To buy or not to buy? - What do you reckon?

By: Glenn Torrens


Using recent and rational wisdom, Glenn Torrens considers collecting another cherished car. Or not …

To buy or not to buy? - What do you reckon?
Should Glenn get his hands on one?

I really want a Land Rover.

There … I wrote it. I’ve admitted it! It’s out!

When I was a kid, the TV show Ask The Leyland Brothers was a favourite. For their early adventures, Mike and Mal Leyland drove Land Rovers, as did other Aussie TV legends such as Harry Butler (In The Wild) and, later, Les Hiddins (The Bush Tucker Man). 

Inspired, I built Land Rover-ish toys from Lego and cornflakes packets to push around on the grass at primary school.

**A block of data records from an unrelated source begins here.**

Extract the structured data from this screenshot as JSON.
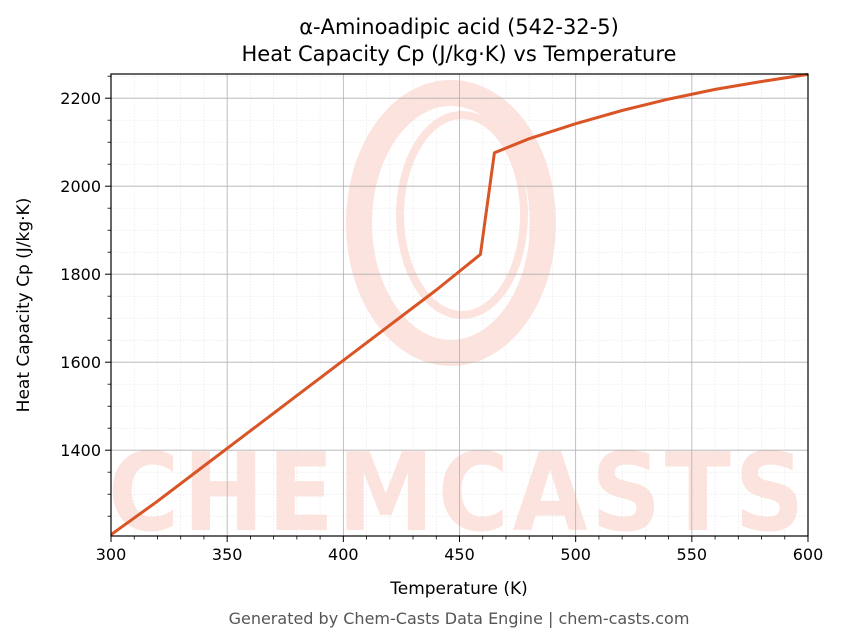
{
  "chart_data": {
    "type": "line",
    "title": "α-Aminoadipic acid (542-32-5)",
    "subtitle": "Heat Capacity Cp (J/kg·K) vs Temperature",
    "xlabel": "Temperature (K)",
    "ylabel": "Heat Capacity Cp (J/kg·K)",
    "xlim": [
      300,
      600
    ],
    "ylim": [
      1205,
      2255
    ],
    "xticks": [
      300,
      350,
      400,
      450,
      500,
      550,
      600
    ],
    "yticks": [
      1400,
      1600,
      1800,
      2000,
      2200
    ],
    "grid": true,
    "legend": "none",
    "series": [
      {
        "color": "#d95525",
        "x": [
          300,
          320,
          340,
          360,
          380,
          400,
          420,
          440,
          459,
          465,
          480,
          500,
          520,
          540,
          560,
          580,
          600
        ],
        "y": [
          1208,
          1284,
          1364,
          1444,
          1524,
          1604,
          1684,
          1764,
          1845,
          2076,
          2108,
          2142,
          2172,
          2198,
          2220,
          2238,
          2254
        ]
      }
    ]
  },
  "watermark": {
    "text": "CHEMCASTS",
    "color": "#fde3de"
  },
  "footer": {
    "text": "Generated by Chem-Casts Data Engine | chem-casts.com"
  }
}
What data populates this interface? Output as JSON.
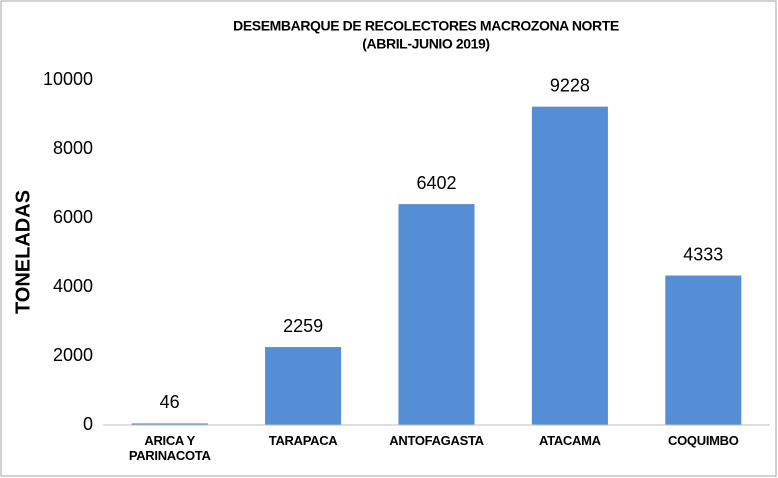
{
  "chart_data": {
    "type": "bar",
    "title": "DESEMBARQUE DE RECOLECTORES MACROZONA NORTE",
    "subtitle": "(ABRIL-JUNIO 2019)",
    "y_label": "TONELADAS",
    "categories": [
      "ARICA Y PARINACOTA",
      "TARAPACA",
      "ANTOFAGASTA",
      "ATACAMA",
      "COQUIMBO"
    ],
    "values": [
      46,
      2259,
      6402,
      9228,
      4333
    ],
    "color": "#558ed5",
    "ylim": [
      0,
      10000
    ],
    "yticks": [
      0,
      2000,
      4000,
      6000,
      8000,
      10000
    ],
    "grid": false
  }
}
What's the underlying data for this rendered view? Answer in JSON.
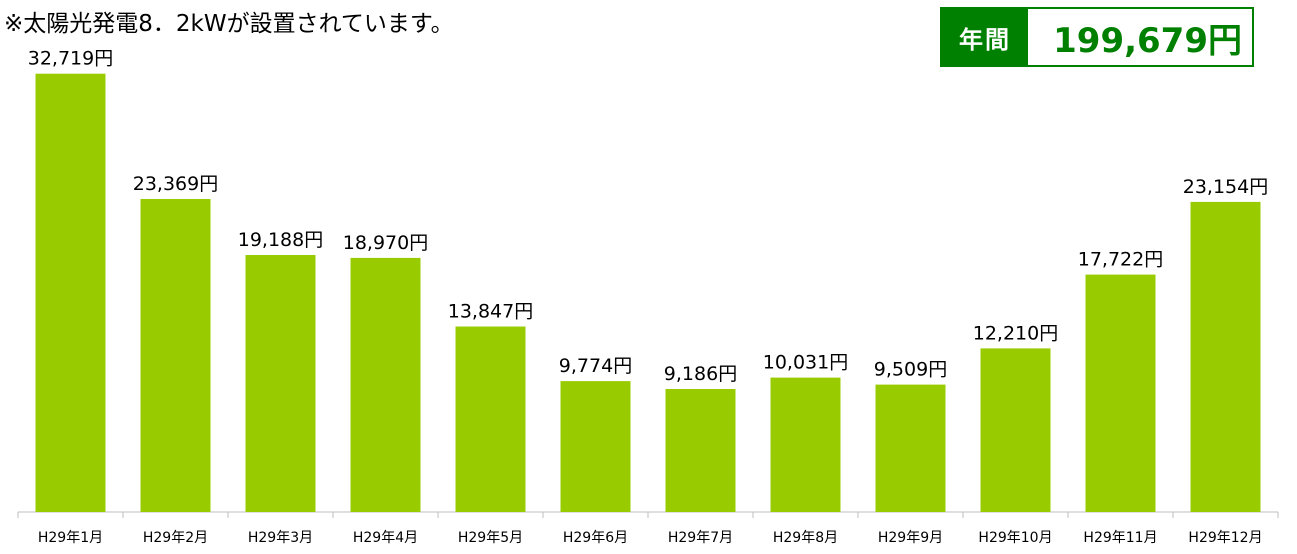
{
  "note": "※太陽光発電8．2kWが設置されています。",
  "annual": {
    "label": "年間",
    "value": "199,679円"
  },
  "colors": {
    "bar": "#99cc00",
    "accent": "#008000",
    "axis": "#bfbfbf"
  },
  "chart_data": {
    "type": "bar",
    "title": "",
    "xlabel": "",
    "ylabel": "",
    "categories": [
      "H29年1月",
      "H29年2月",
      "H29年3月",
      "H29年4月",
      "H29年5月",
      "H29年6月",
      "H29年7月",
      "H29年8月",
      "H29年9月",
      "H29年10月",
      "H29年11月",
      "H29年12月"
    ],
    "values": [
      32719,
      23369,
      19188,
      18970,
      13847,
      9774,
      9186,
      10031,
      9509,
      12210,
      17722,
      23154
    ],
    "data_labels": [
      "32,719円",
      "23,369円",
      "19,188円",
      "18,970円",
      "13,847円",
      "9,774円",
      "9,186円",
      "10,031円",
      "9,509円",
      "12,210円",
      "17,722円",
      "23,154円"
    ],
    "ylim": [
      0,
      35000
    ],
    "grid": false,
    "legend": "none"
  }
}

In those days, riding in the back of a Land Rover ute on a farm or at a school fete was a special treat. For decades, the Australian Army used them and there were always a couple of old Landies angle-parked in country-town main streets.

The Land Rover brand celebrated 75 years last year and is a big part of motoring heritage internationally. It was lore that the first motor vehicle much of the world’s population saw was a Land Rover. Various TV shows had scientists, doctors and missionaries/do-gooders driving around mysterious places – such as Africa and Arnhem Land and New Guinea – in Land Rovers. Scenes of Land Rovers, maybe with the windscreen folded flat so its khaki-clad driver could aim a dart-gun to tranquilise a sick elephant, or lugging equipment to help the local villagers build mud-brick huts, are etched into my mind in the same way as grainy TV images of Toranas and Falcons lapping Bathurst.

One of my high-school teachers – in fact, the person who organised my work placement at Overlander 4WD magazine – drove a Land Rover. Later, some of my first magazine roles were to steer various Land Rover Discoverys and Range Rovers in tests with Nissan, Mitsubishi and Toyota 4WDs. Since then, mates and work colleagues have owned old Landies or Rangies as cheap ‘n’ cheerful camping or tow rigs.

Recently, Dave Morley and I helped dig a dusty 1957 Land Rover from a Kalgoorlie, WA backyard for the TV show Outback Car Hunters. We saved a Range Rover too. Travelling regional Australia, there’s hardly a day goes by without seeing a forlorn Land Rover in a yard, shed or paddock.

For a long time I’ve thought a Land Rover would be a great weekend fun machine. The Discovery’s tall cabin and big glass area – and those little roof windows – results in a lovely airy outlook and its alloy V8 is willing. Or maybe I’d tinker with the more traditional shape of the 1980s coil-sprung V8 County 110.

But Land Rover’s legendary reputation for unreliability hasn’t come from nowhere, either. It’s the result of plenty of hard work in the bush … 

I’ve been involved in fixing (or towing) Land Rovers in places such as the Simpson Desert or Vic High Country more often, I reckon, than any other 4WD brand. Morley owned a rattly Rangie … never again, he says. Even the ex-Kalgoorlie one in the TV show broke an axle while I was driving it for the camera!

I own a first-shape Mitsubishi Pajero V6. It’s another iconic 4WD, I reckon … Launched in 1982, the family-friendly Pajero inspired Land Rover to develop the Discovery (and Toyota the Prado!).

So maybe I’ll just keep enjoying my Pajero and keep dreaming of the perfect Land Rover without the possible problems of owning one!